Eisenhauer met the girl after befriending her via the smartphone messenger app Kik. They reportedly entered a romantic relationship.

“Eisenhauer used this relationship to his advantage to abduct the 13-year-old and then kill her. Keepers helped Eisenhauer dispose of Nicole's body,” said police.

Friends revealed Nicole spoke of sneaking out of her home to meet up with the boy.

“She said that he was 18, but I didn’t think it was real,” friend Jaydon Snider, 8,  said. 'I was like, "You shouldn’t do that."'

Nicole’s mother, Tammy Weeks, described Nicole as a “very loveable person.”

But the teenager was troubled. She was bullied at school and suffered from non-Hodgkins lymphoma. Nicole received a liver transplant and nearly lost her life when she was a baby due to health problems.

''We were advised at that time she only had a 1 percent chance of survival. [Nicole] once again beat the odds though.
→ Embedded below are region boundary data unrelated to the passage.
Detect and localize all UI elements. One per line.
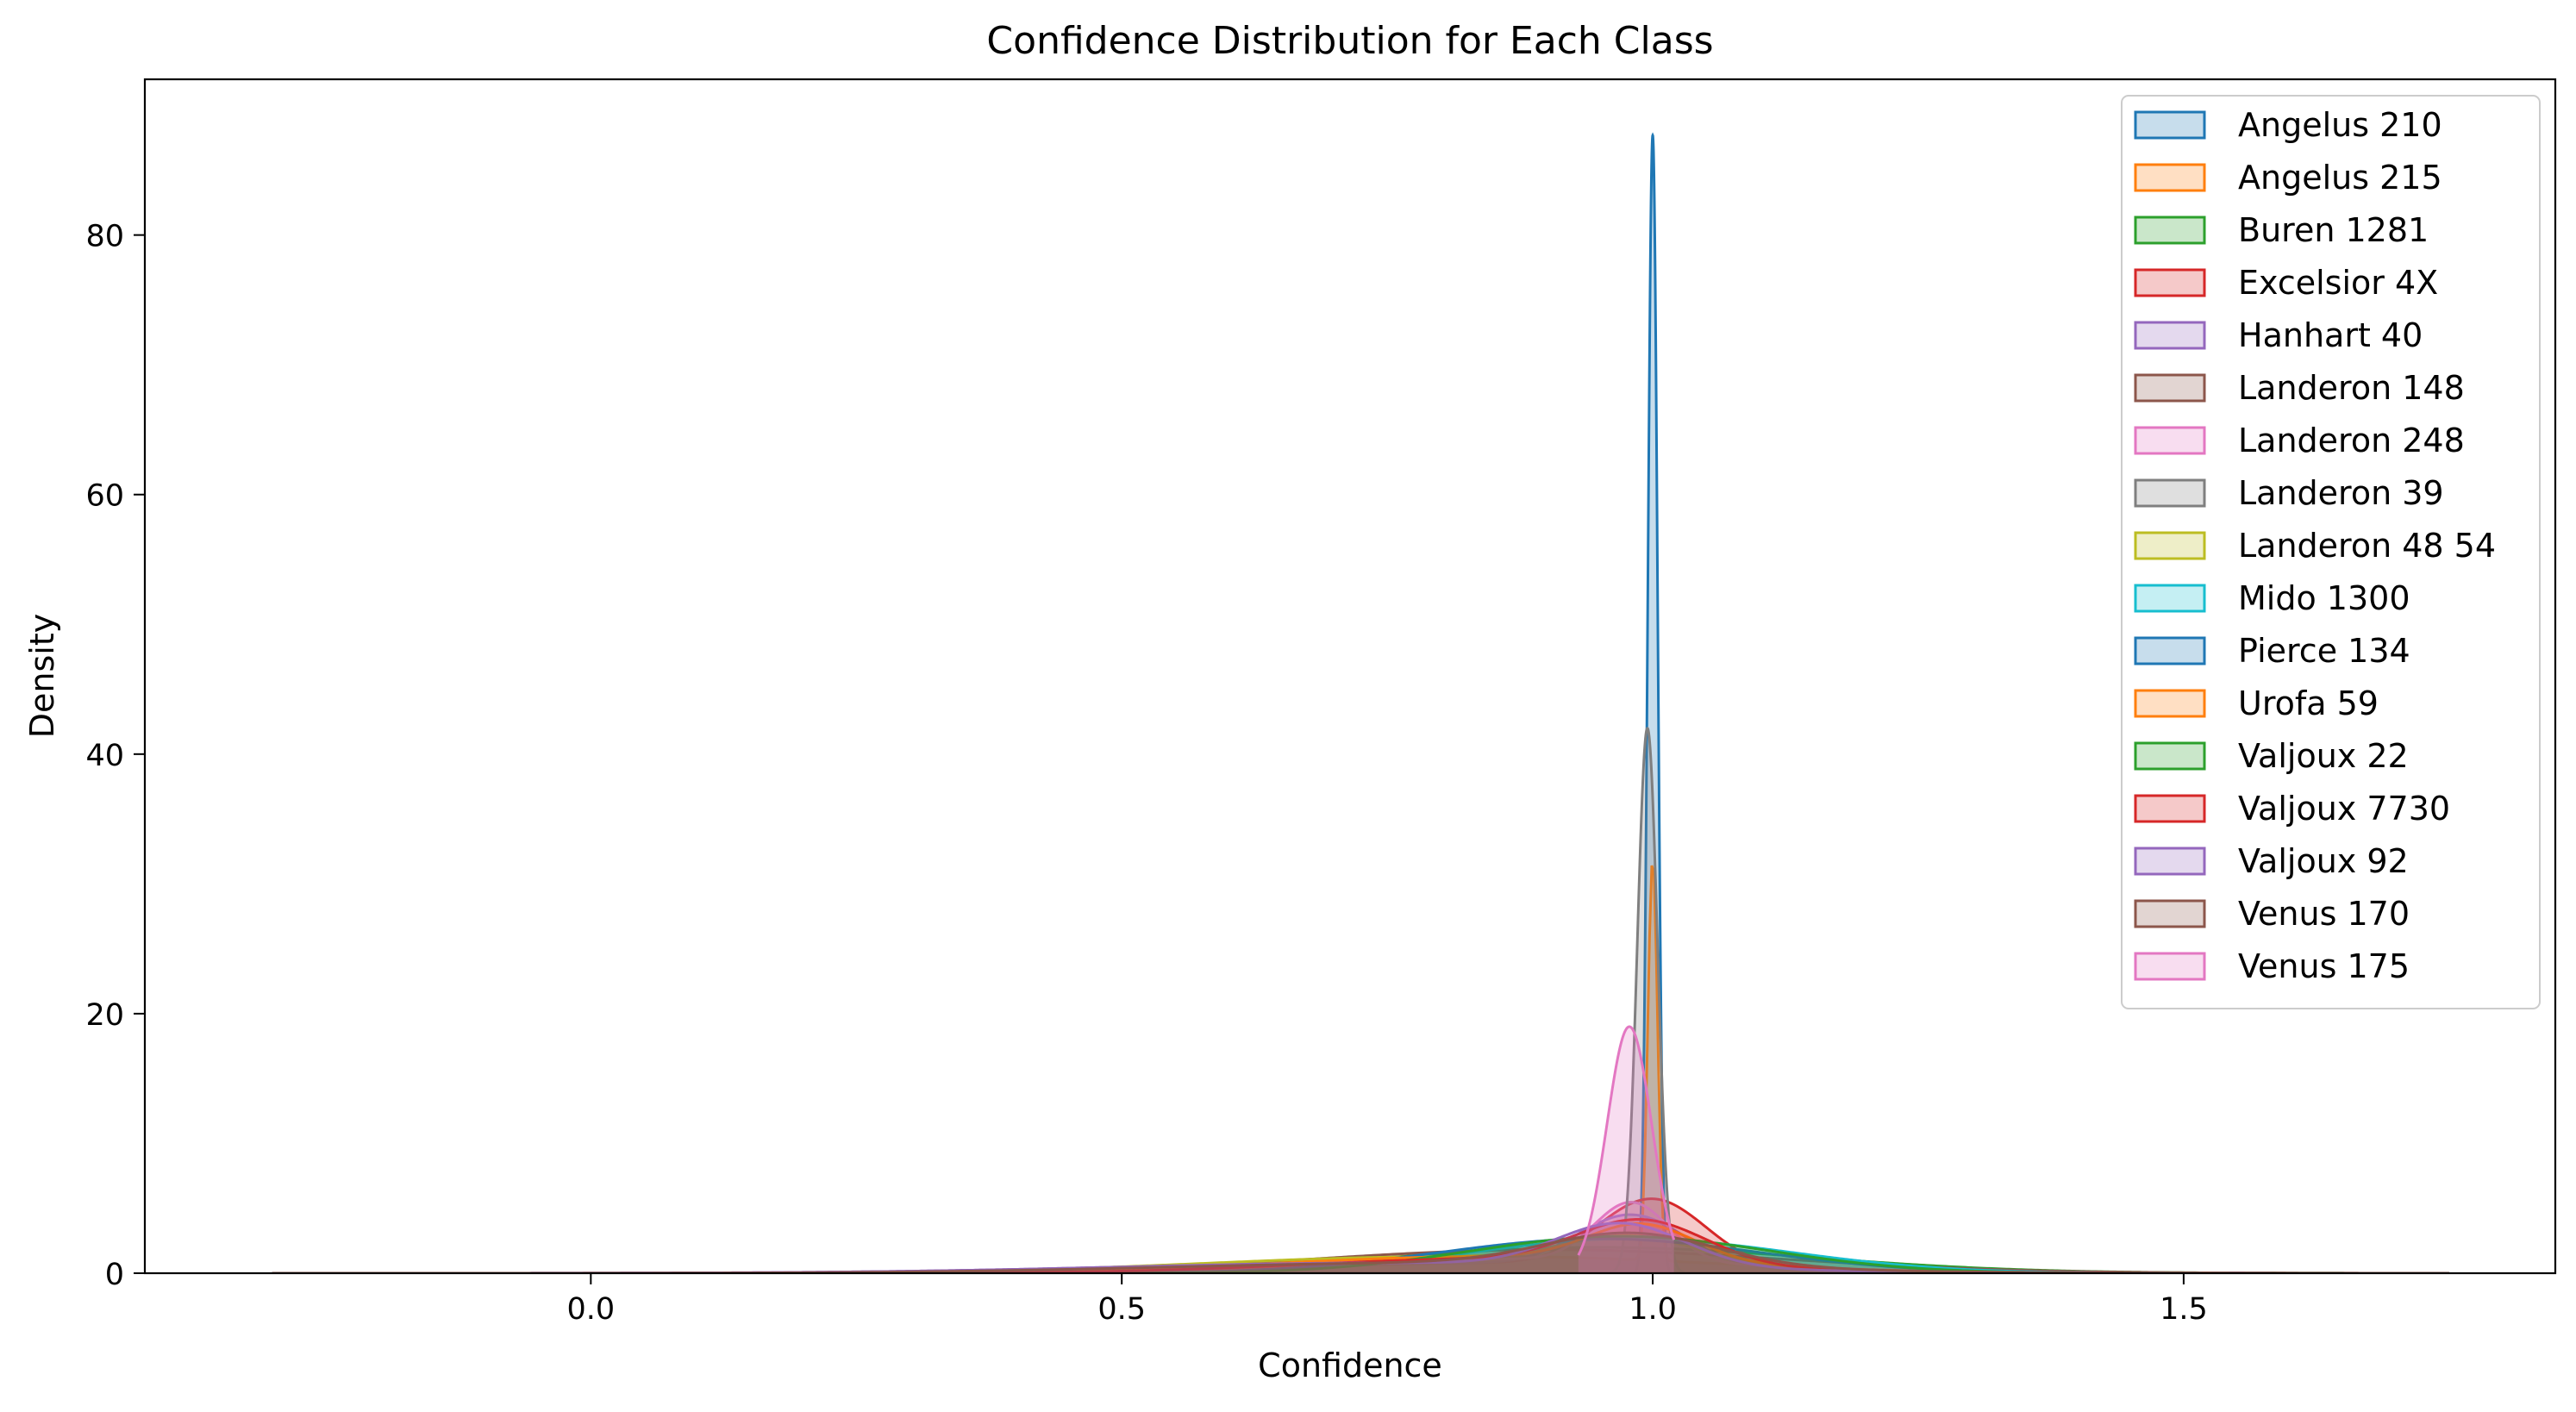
y-tick-label: 60 bbox=[85, 479, 124, 514]
legend-swatch bbox=[2134, 847, 2206, 876]
legend-swatch bbox=[2134, 321, 2206, 350]
legend-swatch bbox=[2134, 163, 2206, 192]
legend-label: Pierce 134 bbox=[2238, 632, 2410, 670]
y-axis-ticks: 0 20 40 60 80 bbox=[85, 220, 145, 1292]
legend-swatch bbox=[2134, 584, 2206, 613]
series-fill-12 bbox=[803, 1236, 2397, 1273]
x-tick-label: 1.5 bbox=[2160, 1292, 2208, 1327]
legend-swatch bbox=[2134, 689, 2206, 718]
legend-swatch bbox=[2134, 952, 2206, 981]
legend-label: Venus 170 bbox=[2238, 895, 2410, 933]
series-fill-15 bbox=[272, 1233, 2449, 1273]
legend-label: Valjoux 7730 bbox=[2238, 790, 2450, 828]
y-tick-label: 0 bbox=[105, 1258, 124, 1292]
series-fill-16 bbox=[1578, 1027, 1674, 1273]
legend-swatch bbox=[2134, 478, 2206, 508]
legend-swatch bbox=[2134, 899, 2206, 928]
legend-swatch bbox=[2134, 110, 2206, 140]
legend-swatch bbox=[2134, 636, 2206, 665]
legend-swatch bbox=[2134, 741, 2206, 771]
legend-label: Landeron 39 bbox=[2238, 474, 2444, 512]
x-axis-ticks: 0.0 0.5 1.0 1.5 bbox=[566, 1273, 2208, 1327]
legend-label: Angelus 210 bbox=[2238, 106, 2442, 144]
series-line-0 bbox=[1610, 132, 1696, 1273]
chart-title: Confidence Distribution for Each Class bbox=[986, 19, 1713, 63]
x-tick-label: 0.5 bbox=[1097, 1292, 1146, 1327]
legend-label: Angelus 215 bbox=[2238, 159, 2442, 197]
legend-swatch bbox=[2134, 531, 2206, 560]
legend-label: Landeron 248 bbox=[2238, 422, 2465, 459]
legend-label: Landeron 148 bbox=[2238, 369, 2465, 407]
series-fill-11 bbox=[803, 1223, 2291, 1273]
legend-swatch bbox=[2134, 216, 2206, 245]
legend-swatch bbox=[2134, 373, 2206, 403]
legend-label: Urofa 59 bbox=[2238, 684, 2379, 722]
legend-label: Excelsior 4X bbox=[2238, 264, 2438, 302]
legend-swatch bbox=[2134, 426, 2206, 455]
legend-box bbox=[2121, 95, 2541, 1009]
legend-label: Valjoux 92 bbox=[2238, 842, 2409, 880]
legend-label: Buren 1281 bbox=[2238, 211, 2429, 249]
x-tick-label: 0.0 bbox=[566, 1292, 615, 1327]
legend-label: Valjoux 22 bbox=[2238, 737, 2409, 775]
y-tick-label: 20 bbox=[85, 998, 124, 1033]
x-tick-label: 1.0 bbox=[1629, 1292, 1677, 1327]
series-line-16 bbox=[1577, 1025, 1676, 1256]
y-tick-label: 40 bbox=[85, 739, 124, 773]
legend-label: Mido 1300 bbox=[2238, 579, 2410, 617]
legend-label: Hanhart 40 bbox=[2238, 316, 2423, 354]
legend-label: Venus 175 bbox=[2238, 947, 2410, 985]
legend: Angelus 210 Angelus 215 Buren 1281 Excelsio… bbox=[2121, 95, 2541, 1009]
series-fill-3 bbox=[803, 1198, 2291, 1273]
y-axis-label: Density bbox=[23, 614, 61, 738]
legend-label: Landeron 48 54 bbox=[2238, 527, 2496, 565]
series-fill-0 bbox=[1610, 135, 1696, 1273]
series-fill-8 bbox=[378, 1235, 2397, 1273]
axes-frame bbox=[143, 78, 2557, 1275]
y-tick-label: 80 bbox=[85, 220, 124, 254]
legend-swatch bbox=[2134, 268, 2206, 297]
series-fill-9 bbox=[909, 1238, 2291, 1273]
x-axis-label: Confidence bbox=[1258, 1346, 1442, 1384]
legend-swatch bbox=[2134, 794, 2206, 823]
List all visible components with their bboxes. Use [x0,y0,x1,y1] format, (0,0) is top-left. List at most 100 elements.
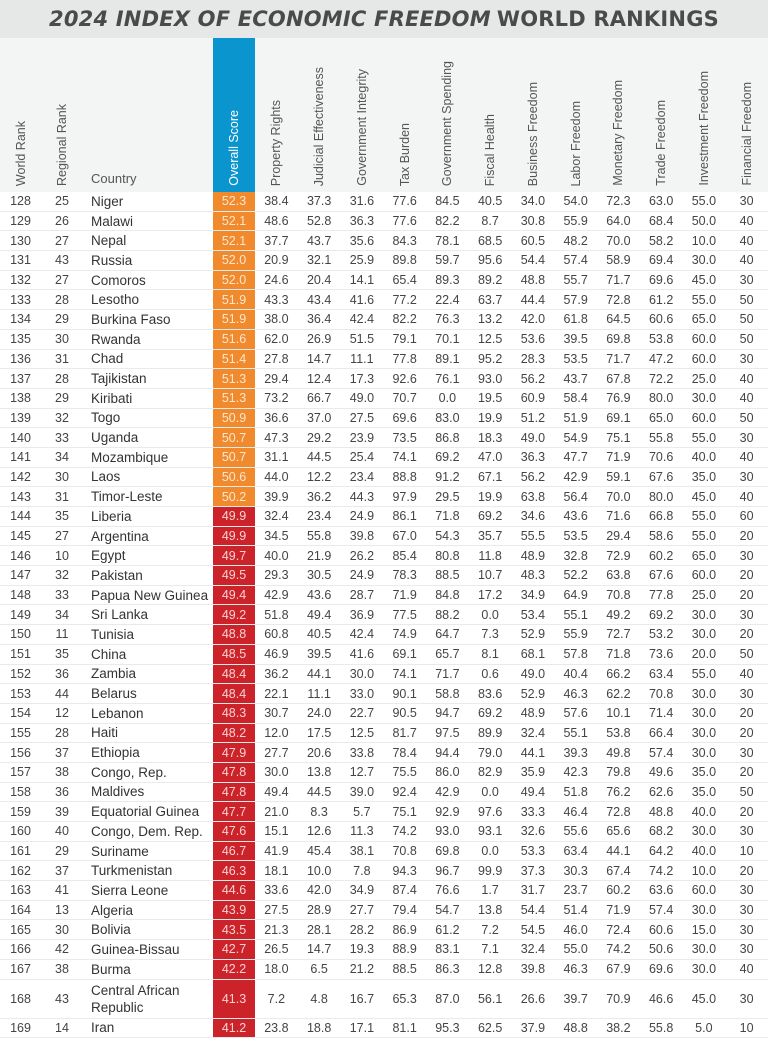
cell-trade-freedom: 65.0 [648,410,674,425]
cell-judicial-effectiveness: 11.1 [307,686,331,701]
cell-monetary-freedom: 74.2 [606,942,631,957]
table-row: 155 28 Haiti 48.2 12.0 17.5 12.5 81.7 97.5 89.9 32… [0,723,768,744]
overall-score-cell: 49.4 [213,585,255,605]
cell-business-freedom: 53.4 [520,607,546,622]
cell-judicial-effectiveness: 12.6 [306,824,332,839]
cell-labor-freedom: 61.8 [563,312,588,327]
cell-labor-freedom: 40.4 [563,666,588,681]
cell-regional-rank: 34 [55,607,69,622]
cell-government-spending: 69.2 [435,450,460,465]
cell-financial-freedom: 20 [739,863,754,878]
cell-fiscal-health: 19.9 [477,410,503,425]
cell-trade-freedom: 60.6 [648,312,674,327]
cell-financial-freedom: 20 [739,765,754,780]
cell-world-rank: 154 [10,706,31,721]
cell-investment-freedom: 60.0 [691,332,717,347]
cell-business-freedom: 31.7 [520,883,546,898]
cell-trade-freedom: 73.6 [648,647,674,662]
cell-government-integrity: 51.5 [349,332,375,347]
cell-fiscal-health: 89.2 [477,273,503,288]
cell-tax-burden: 90.5 [392,706,417,721]
table-row: 144 35 Liberia 49.9 32.4 23.4 24.9 86.1 71.8 69.2… [0,507,768,527]
cell-government-spending: 96.7 [435,863,460,878]
overall-score-cell: 52.0 [213,251,255,270]
cell-country: Tajikistan [91,371,147,387]
cell-trade-freedom: 80.0 [648,391,674,406]
cell-world-rank: 162 [10,863,31,878]
cell-world-rank: 158 [10,784,31,799]
cell-property-rights: 29.3 [264,568,289,583]
cell-trade-freedom: 69.6 [648,273,674,288]
cell-investment-freedom: 30.0 [691,627,717,642]
cell-business-freedom: 42.0 [520,312,546,327]
overall-score-cell: 46.7 [213,841,255,861]
cell-labor-freedom: 54.0 [563,194,588,209]
cell-tax-burden: 65.4 [392,273,417,288]
cell-judicial-effectiveness: 43.4 [306,292,332,307]
cell-property-rights: 36.2 [264,666,289,681]
cell-judicial-effectiveness: 20.6 [306,745,332,760]
cell-financial-freedom: 30 [739,903,754,918]
cell-government-integrity: 17.1 [349,1020,375,1035]
cell-tax-burden: 65.3 [392,991,417,1006]
cell-judicial-effectiveness: 21.9 [306,548,332,563]
cell-tax-burden: 74.1 [392,666,417,681]
table-row: 165 30 Bolivia 43.5 21.3 28.1 28.2 86.9 61.2 7.2 5… [0,920,768,941]
cell-government-spending: 65.7 [435,647,460,662]
cell-tax-burden: 75.1 [392,804,417,819]
cell-country: Mozambique [91,449,169,465]
cell-fiscal-health: 56.1 [477,991,503,1006]
cell-labor-freedom: 64.9 [563,588,588,603]
cell-monetary-freedom: 38.2 [606,1020,631,1035]
cell-business-freedom: 55.5 [520,529,546,544]
cell-property-rights: 43.3 [264,292,289,307]
cell-regional-rank: 28 [55,725,69,740]
cell-judicial-effectiveness: 36.2 [306,489,332,504]
cell-regional-rank: 25 [55,194,69,209]
cell-fiscal-health: 1.7 [481,883,499,898]
column-header-label: Overall Score [227,110,241,186]
cell-government-spending: 58.8 [435,686,460,701]
cell-business-freedom: 51.2 [520,410,546,425]
cell-world-rank: 150 [10,627,31,642]
cell-trade-freedom: 80.0 [648,489,674,504]
cell-country: Egypt [91,548,126,564]
cell-fiscal-health: 17.2 [477,588,503,603]
cell-regional-rank: 11 [55,627,69,642]
cell-monetary-freedom: 53.8 [606,725,631,740]
cell-business-freedom: 48.9 [520,548,546,563]
cell-tax-burden: 70.7 [392,391,417,406]
cell-judicial-effectiveness: 44.1 [306,666,332,681]
cell-trade-freedom: 58.6 [648,529,674,544]
column-header-regional-rank: Regional Rank [41,38,83,192]
cell-judicial-effectiveness: 14.7 [306,351,332,366]
overall-score-cell: 42.7 [213,940,255,959]
cell-country: Congo, Dem. Rep. [91,823,203,839]
column-header-labor-freedom: Labor Freedom [554,38,597,192]
cell-country: Comoros [91,272,146,288]
cell-labor-freedom: 23.7 [563,883,588,898]
title-italic: 2024 INDEX OF ECONOMIC FREEDOM [49,7,491,31]
cell-investment-freedom: 30.0 [691,706,717,721]
cell-world-rank: 166 [10,942,31,957]
cell-tax-burden: 75.5 [392,765,417,780]
cell-country: Suriname [91,843,149,859]
table-row: 164 13 Algeria 43.9 27.5 28.9 27.7 79.4 54.7 13.8… [0,900,768,921]
cell-monetary-freedom: 66.2 [606,666,631,681]
cell-investment-freedom: 30.0 [691,962,717,977]
cell-trade-freedom: 68.4 [648,214,674,229]
cell-fiscal-health: 0.0 [481,784,499,799]
cell-country: Haiti [91,725,119,741]
overall-score-cell: 50.6 [213,467,255,487]
cell-world-rank: 128 [10,194,31,209]
cell-tax-burden: 74.2 [392,824,417,839]
cell-monetary-freedom: 29.4 [606,529,631,544]
cell-regional-rank: 27 [55,529,69,544]
cell-labor-freedom: 55.1 [563,607,588,622]
cell-financial-freedom: 10 [739,1020,754,1035]
cell-judicial-effectiveness: 10.0 [306,863,332,878]
cell-government-integrity: 24.9 [349,509,375,524]
cell-tax-burden: 82.2 [392,312,417,327]
cell-investment-freedom: 20.0 [691,647,717,662]
cell-regional-rank: 30 [55,332,69,347]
After eight months in the hospital she was released and she started to thrive,” Weeks said.

Unfortunately, the transplant left physical and psychological scars.

“Nicole didn't like going to school because girls called her fat and talked about her transplant scars. “It got so bad I wouldn't send her,” Weeks said.

'”God got her through all that, and she fought through all that, and he took her life,” she added.